Most recently, Sachs has become involved in the debate over the rights of children. In the 2007 South African case of S v M, in a judgement he wrote, the Constitutional Court held that the best interests of the child should be taken into account in sentencing decisions involving primary caregivers and that this should become a “standard preoccupation of all sentencing courts”.

This precept was picked up by former Children’s Commissioner Kathleen Marshall in her 2008 report Not Seen, Not Heard, Not Guilty regarding “the rights and status of the children of prisoners in Scotland.” It’s a well-meaning report but given that very few of us will ever know the experience of giving birth while in prison – usually having been handcuffed on the way to the delivery room – how can we ever truly hope to empathise with these women?

Asked the question of whether newborn children should remain in jail with their mothers, Sachs provides a telling response, one which clearly humanises the academic debate.

“Yes, they should be with their mother.

Their mother is their universe, their whole world. And I say so with some vehemence. In the 1960s, I was in and out of prison and the person I subsequently married, she was also in prison, in a number of women’s jails.

“Being a political prisoner, she saw things a bit differently from others but the only points of light in these miserable prisons would be the mother and baby, mother and toddler contact, that completely transcended the harsh physical surroundings. There was intimacy, there was caring and she had absolutely no doubt that if the mother had to be in prison, it was far better for the baby to be in there with the mother. She wrote about it quite strongly.

“The child needs to be with the parent who bonds them as strongly and most directly.

I think it is also marvellous for the mother.

My former wife, Stephanie Kemp, said the only real point of dignity and selfesteem that many of the women had was in relation to their children and their babies,” he says.

Sachs says he views the decision by the Scottish Children’s Commissioner to pick up on the points he made in the S v M case as evidence of a wider global trend towards recognising the rights of children and young people.

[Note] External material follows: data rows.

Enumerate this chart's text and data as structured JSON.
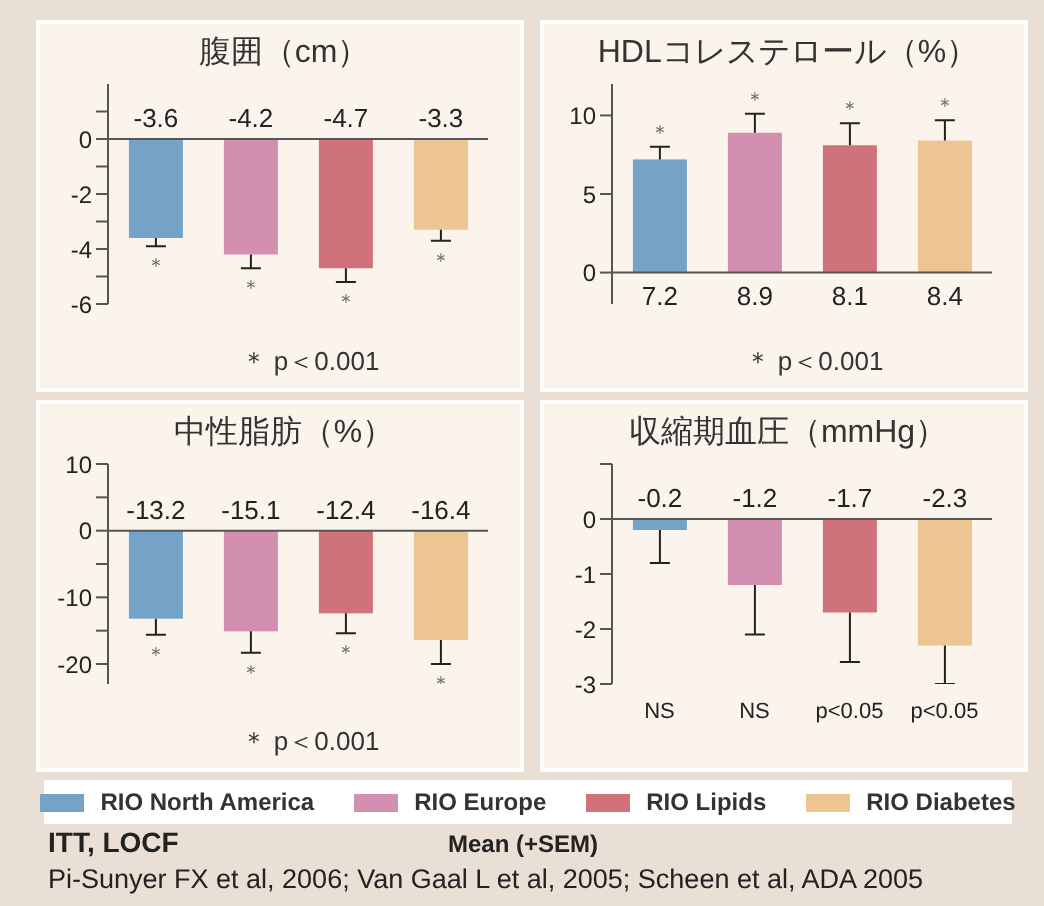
{
  "chart_data": [
    {
      "type": "bar",
      "title": "腹囲（cm）",
      "stacked": true,
      "legend": "bottom",
      "data_labels": true,
      "categories": [
        null,
        null,
        null,
        null
      ],
      "ylim": [
        -6,
        2
      ],
      "yticks": [
        -6,
        {
          "value": -5,
          "label": null
        },
        -4,
        {
          "value": -3,
          "label": null
        },
        -2,
        {
          "value": -1,
          "label": null
        },
        0,
        {
          "value": 1,
          "label": null
        }
      ],
      "series": [
        {
          "name": "RIO North America",
          "color": "#75a3c8",
          "values": [
            -3.6,
            null,
            null,
            null
          ],
          "errors": [
            [
              -3.9,
              -3.6
            ],
            null,
            null,
            null
          ]
        },
        {
          "name": "RIO Europe",
          "color": "#d38fb0",
          "values": [
            null,
            -4.2,
            null,
            null
          ],
          "errors": [
            null,
            [
              -4.7,
              -4.2
            ],
            null,
            null
          ]
        },
        {
          "name": "RIO Lipids",
          "color": "#d0727a",
          "values": [
            null,
            null,
            -4.7,
            null
          ],
          "errors": [
            null,
            null,
            [
              -5.2,
              -4.7
            ],
            null
          ]
        },
        {
          "name": "RIO Diabetes",
          "color": "#ecc592",
          "values": [
            null,
            null,
            null,
            -3.3
          ],
          "errors": [
            null,
            null,
            null,
            [
              -3.7,
              -3.3
            ]
          ]
        }
      ],
      "annotations": [
        "＊",
        "＊",
        "＊",
        "＊",
        "＊ p＜0.001"
      ]
    },
    {
      "type": "bar",
      "title": "HDLコレステロール（%）",
      "stacked": true,
      "legend": "bottom",
      "data_labels": true,
      "categories": [
        null,
        null,
        null,
        null
      ],
      "ylim": [
        -2,
        12
      ],
      "yticks": [
        0,
        5,
        10
      ],
      "series": [
        {
          "name": "RIO North America",
          "color": "#75a3c8",
          "values": [
            7.2,
            null,
            null,
            null
          ],
          "errors": [
            [
              7.2,
              8
            ],
            null,
            null,
            null
          ]
        },
        {
          "name": "RIO Europe",
          "color": "#d38fb0",
          "values": [
            null,
            8.9,
            null,
            null
          ],
          "errors": [
            null,
            [
              8.9,
              10.1
            ],
            null,
            null
          ]
        },
        {
          "name": "RIO Lipids",
          "color": "#d0727a",
          "values": [
            null,
            null,
            8.1,
            null
          ],
          "errors": [
            null,
            null,
            [
              8.1,
              9.5
            ],
            null
          ]
        },
        {
          "name": "RIO Diabetes",
          "color": "#ecc592",
          "values": [
            null,
            null,
            null,
            8.4
          ],
          "errors": [
            null,
            null,
            null,
            [
              8.4,
              9.7
            ]
          ]
        }
      ],
      "annotations": [
        "＊",
        "＊",
        "＊",
        "＊",
        "＊ p＜0.001"
      ]
    },
    {
      "type": "bar",
      "title": "中性脂肪（%）",
      "stacked": true,
      "legend": "bottom",
      "data_labels": true,
      "categories": [
        null,
        null,
        null,
        null
      ],
      "ylim": [
        -23,
        10
      ],
      "yticks": [
        -20,
        {
          "value": -15,
          "label": null
        },
        -10,
        {
          "value": -5,
          "label": null
        },
        0,
        {
          "value": 5,
          "label": null
        },
        10
      ],
      "series": [
        {
          "name": "RIO North America",
          "color": "#75a3c8",
          "values": [
            -13.2,
            null,
            null,
            null
          ],
          "errors": [
            [
              -15.6,
              -13.2
            ],
            null,
            null,
            null
          ]
        },
        {
          "name": "RIO Europe",
          "color": "#d38fb0",
          "values": [
            null,
            -15.1,
            null,
            null
          ],
          "errors": [
            null,
            [
              -18.3,
              -15.1
            ],
            null,
            null
          ]
        },
        {
          "name": "RIO Lipids",
          "color": "#d0727a",
          "values": [
            null,
            null,
            -12.4,
            null
          ],
          "errors": [
            null,
            null,
            [
              -15.4,
              -12.4
            ],
            null
          ]
        },
        {
          "name": "RIO Diabetes",
          "color": "#ecc592",
          "values": [
            null,
            null,
            null,
            -16.4
          ],
          "errors": [
            null,
            null,
            null,
            [
              -20,
              -16.4
            ]
          ]
        }
      ],
      "annotations": [
        "＊",
        "＊",
        "＊",
        "＊",
        "＊ p＜0.001"
      ]
    },
    {
      "type": "bar",
      "title": "収縮期血圧（mmHg）",
      "stacked": true,
      "legend": "bottom",
      "data_labels": true,
      "categories": [
        "NS",
        "NS",
        "p<0.05",
        "p<0.05"
      ],
      "ylim": [
        -3,
        1
      ],
      "yticks": [
        -3,
        -2,
        -1,
        0,
        {
          "value": 1,
          "label": null
        }
      ],
      "series": [
        {
          "name": "RIO North America",
          "color": "#75a3c8",
          "values": [
            -0.2,
            null,
            null,
            null
          ],
          "errors": [
            [
              -0.8,
              -0.2
            ],
            null,
            null,
            null
          ]
        },
        {
          "name": "RIO Europe",
          "color": "#d38fb0",
          "values": [
            null,
            -1.2,
            null,
            null
          ],
          "errors": [
            null,
            [
              -2.1,
              -1.2
            ],
            null,
            null
          ]
        },
        {
          "name": "RIO Lipids",
          "color": "#d0727a",
          "values": [
            null,
            null,
            -1.7,
            null
          ],
          "errors": [
            null,
            null,
            [
              -2.6,
              -1.7
            ],
            null
          ]
        },
        {
          "name": "RIO Diabetes",
          "color": "#ecc592",
          "values": [
            null,
            null,
            null,
            -2.3
          ],
          "errors": [
            null,
            null,
            null,
            [
              -3,
              -2.3
            ]
          ]
        }
      ]
    },
    {
      "type": "other",
      "annotations": [
        "ITT, LOCF",
        "Mean (+SEM)",
        "Pi-Sunyer FX et al, 2006; Van Gaal L et al, 2005; Scheen et al, ADA 2005"
      ]
    }
  ]
}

“I don’t think it is an accident, I think in various parts of the world, the question of taking children’s rights seriously is on the agenda and for me, it is very pleasing to see that there has been a comprehensive study done here on the rights of children of prisoners and it is an impressive study and I am hoping to learn a bit more.

“It is an active community. It has looked around the world for important programmes and concepts to do with the rights of the child. I know from friends who work in the area that New Zealand has been a particularly important country, partly because of elements of the Maori tradition, which involve elements of the community really, really strongly and very strongly, elements of restorative justice,” he says.

For Sachs, a man who has committed his life to combating prejudice – apart from his work in fighting apartheid, he is also the author of a seminal work Sexism and the Law, has written about anti-semitism and was the author of the 2005 Constitutional Court judgement that overthrew South Africa’s statute defining marriage to be between one man and one woman – pursuing the rights of children has a particularly poignant importance in a South African context.

He argues: “Under apartheid, children suffered particularly severely through direct abuse but also with families, total dislocation. For us, the hope for the children is more than just rights that very young people around the world should have; it is part of the hope for our country.”